I told Bill that I was interested in a brief story and a picture and he agreed and noted that the store had fell on “hard times”.
“My grandfather Theodore came here from Akron about 1919 and opened the store. I can remember hearing stories about him traveling though rouges hollow as be obtained supplies” Clinton said.
Clinton said that his father Russ operated the store after his grandfather (Theodore ) retired. “My first job was that of a stock boy for the store. I made .25 cents per day and eventually earned .25 cents per hour.”
The store is located next to the fire department and Clinton said that his father could control the fire siren from within the store and blew the siren at noon each day. “It still goes off at noon, but it is controlled in Orrville” he said. Russ Clinton was never a formal member of the department but was know to direct traffic in front of the store as the members of the department responded.
Bill on the other hand has been a member over 35 years. Living next to the station, he responds to nearly every squad run and serves as both a firefighter and EMT.
Baby boomers might remember Russ as the man to wore the grocers hat and apron. You may have visited the store for a popsicle, or traded some pop bottles in for a deposit.
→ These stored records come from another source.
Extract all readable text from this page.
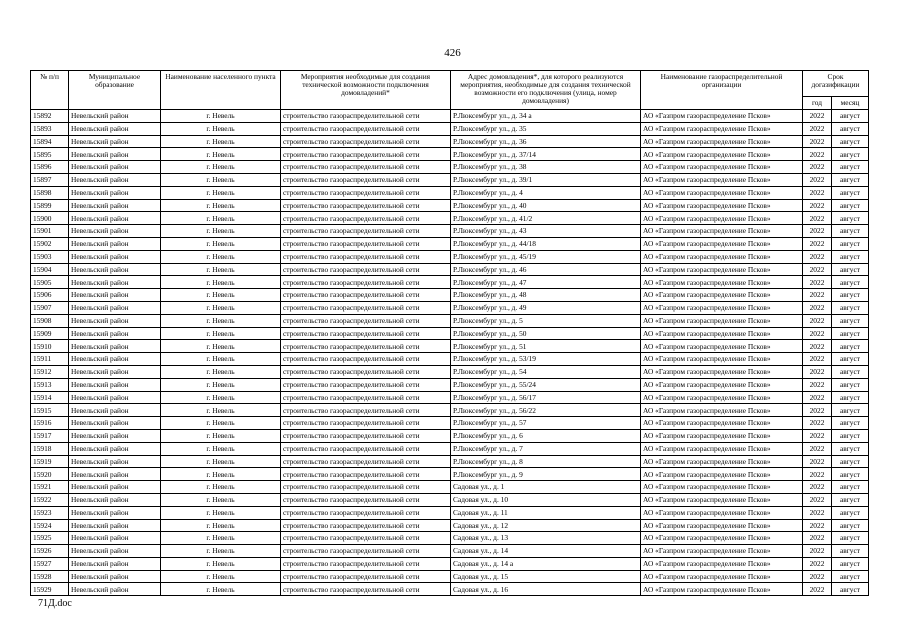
426
№ п/п	Муниципальное образование	Наименование населенного пункта	Мероприятия необходимые для создания технической возможности подключения домовладений*	Адрес домовладения*, для которого реализуются мероприятия, необходимые для создания технической возможности его подключения (улица, номер домовладения)	Наименование газораспределительной организации	Срок догазификации	
						год	месяц
15892	Невельский район	г. Невель	строительство газораспределительной сети	Р.Люксембург ул., д. 34 а	АО «Газпром газораспределение Псков»	2022	август
15893	Невельский район	г. Невель	строительство газораспределительной сети	Р.Люксембург ул., д. 35	АО «Газпром газораспределение Псков»	2022	август
15894	Невельский район	г. Невель	строительство газораспределительной сети	Р.Люксембург ул., д. 36	АО «Газпром газораспределение Псков»	2022	август
15895	Невельский район	г. Невель	строительство газораспределительной сети	Р.Люксембург ул., д. 37/14	АО «Газпром газораспределение Псков»	2022	август
15896	Невельский район	г. Невель	строительство газораспределительной сети	Р.Люксембург ул., д. 38	АО «Газпром газораспределение Псков»	2022	август
15897	Невельский район	г. Невель	строительство газораспределительной сети	Р.Люксембург ул., д. 39/1	АО «Газпром газораспределение Псков»	2022	август
15898	Невельский район	г. Невель	строительство газораспределительной сети	Р.Люксембург ул., д. 4	АО «Газпром газораспределение Псков»	2022	август
15899	Невельский район	г. Невель	строительство газораспределительной сети	Р.Люксембург ул., д. 40	АО «Газпром газораспределение Псков»	2022	август
15900	Невельский район	г. Невель	строительство газораспределительной сети	Р.Люксембург ул., д. 41/2	АО «Газпром газораспределение Псков»	2022	август
15901	Невельский район	г. Невель	строительство газораспределительной сети	Р.Люксембург ул., д. 43	АО «Газпром газораспределение Псков»	2022	август
15902	Невельский район	г. Невель	строительство газораспределительной сети	Р.Люксембург ул., д. 44/18	АО «Газпром газораспределение Псков»	2022	август
15903	Невельский район	г. Невель	строительство газораспределительной сети	Р.Люксембург ул., д. 45/19	АО «Газпром газораспределение Псков»	2022	август
15904	Невельский район	г. Невель	строительство газораспределительной сети	Р.Люксембург ул., д. 46	АО «Газпром газораспределение Псков»	2022	август
15905	Невельский район	г. Невель	строительство газораспределительной сети	Р.Люксембург ул., д. 47	АО «Газпром газораспределение Псков»	2022	август
15906	Невельский район	г. Невель	строительство газораспределительной сети	Р.Люксембург ул., д. 48	АО «Газпром газораспределение Псков»	2022	август
15907	Невельский район	г. Невель	строительство газораспределительной сети	Р.Люксембург ул., д. 49	АО «Газпром газораспределение Псков»	2022	август
15908	Невельский район	г. Невель	строительство газораспределительной сети	Р.Люксембург ул., д. 5	АО «Газпром газораспределение Псков»	2022	август
15909	Невельский район	г. Невель	строительство газораспределительной сети	Р.Люксембург ул., д. 50	АО «Газпром газораспределение Псков»	2022	август
15910	Невельский район	г. Невель	строительство газораспределительной сети	Р.Люксембург ул., д. 51	АО «Газпром газораспределение Псков»	2022	август
15911	Невельский район	г. Невель	строительство газораспределительной сети	Р.Люксембург ул., д. 53/19	АО «Газпром газораспределение Псков»	2022	август
15912	Невельский район	г. Невель	строительство газораспределительной сети	Р.Люксембург ул., д. 54	АО «Газпром газораспределение Псков»	2022	август
15913	Невельский район	г. Невель	строительство газораспределительной сети	Р.Люксембург ул., д. 55/24	АО «Газпром газораспределение Псков»	2022	август
15914	Невельский район	г. Невель	строительство газораспределительной сети	Р.Люксембург ул., д. 56/17	АО «Газпром газораспределение Псков»	2022	август
15915	Невельский район	г. Невель	строительство газораспределительной сети	Р.Люксембург ул., д. 56/22	АО «Газпром газораспределение Псков»	2022	август
15916	Невельский район	г. Невель	строительство газораспределительной сети	Р.Люксембург ул., д. 57	АО «Газпром газораспределение Псков»	2022	август
15917	Невельский район	г. Невель	строительство газораспределительной сети	Р.Люксембург ул., д. 6	АО «Газпром газораспределение Псков»	2022	август
15918	Невельский район	г. Невель	строительство газораспределительной сети	Р.Люксембург ул., д. 7	АО «Газпром газораспределение Псков»	2022	август
15919	Невельский район	г. Невель	строительство газораспределительной сети	Р.Люксембург ул., д. 8	АО «Газпром газораспределение Псков»	2022	август
15920	Невельский район	г. Невель	строительство газораспределительной сети	Р.Люксембург ул., д. 9	АО «Газпром газораспределение Псков»	2022	август
15921	Невельский район	г. Невель	строительство газораспределительной сети	Садовая ул., д. 1	АО «Газпром газораспределение Псков»	2022	август
15922	Невельский район	г. Невель	строительство газораспределительной сети	Садовая ул., д. 10	АО «Газпром газораспределение Псков»	2022	август
15923	Невельский район	г. Невель	строительство газораспределительной сети	Садовая ул., д. 11	АО «Газпром газораспределение Псков»	2022	август
15924	Невельский район	г. Невель	строительство газораспределительной сети	Садовая ул., д. 12	АО «Газпром газораспределение Псков»	2022	август
15925	Невельский район	г. Невель	строительство газораспределительной сети	Садовая ул., д. 13	АО «Газпром газораспределение Псков»	2022	август
15926	Невельский район	г. Невель	строительство газораспределительной сети	Садовая ул., д. 14	АО «Газпром газораспределение Псков»	2022	август
15927	Невельский район	г. Невель	строительство газораспределительной сети	Садовая ул., д. 14 а	АО «Газпром газораспределение Псков»	2022	август
15928	Невельский район	г. Невель	строительство газораспределительной сети	Садовая ул., д. 15	АО «Газпром газораспределение Псков»	2022	август
15929	Невельский район	г. Невель	строительство газораспределительной сети	Садовая ул., д. 16	АО «Газпром газораспределение Псков»	2022	август
71Д.doc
Clinton told me upon reaching adulthood he worked for a Orrville company for 29 years before the company closed and he was layed-off off just months prior to becoming eligible for a pension.
Upon the death of this father in 1995 Clinton purchased the family store from his brother and sister.
Over the years however Clinton has seen his business dwindle. Today the shelves are mostly bare.
“ A few People come in for a can of pop or a candy bar and I have one guy who comes in every day for an orange juice. Other than that people just come in when they need something in a emergency” Clinton said.
Clinton said the store is all but out of business as there is no money being made.
As he sits in his chair Bill Clinton is surrounded by 80 years of Americana. What is left of a true mom and pop operation is about to fade into the history books.
The sign on the door says “Open”…for now.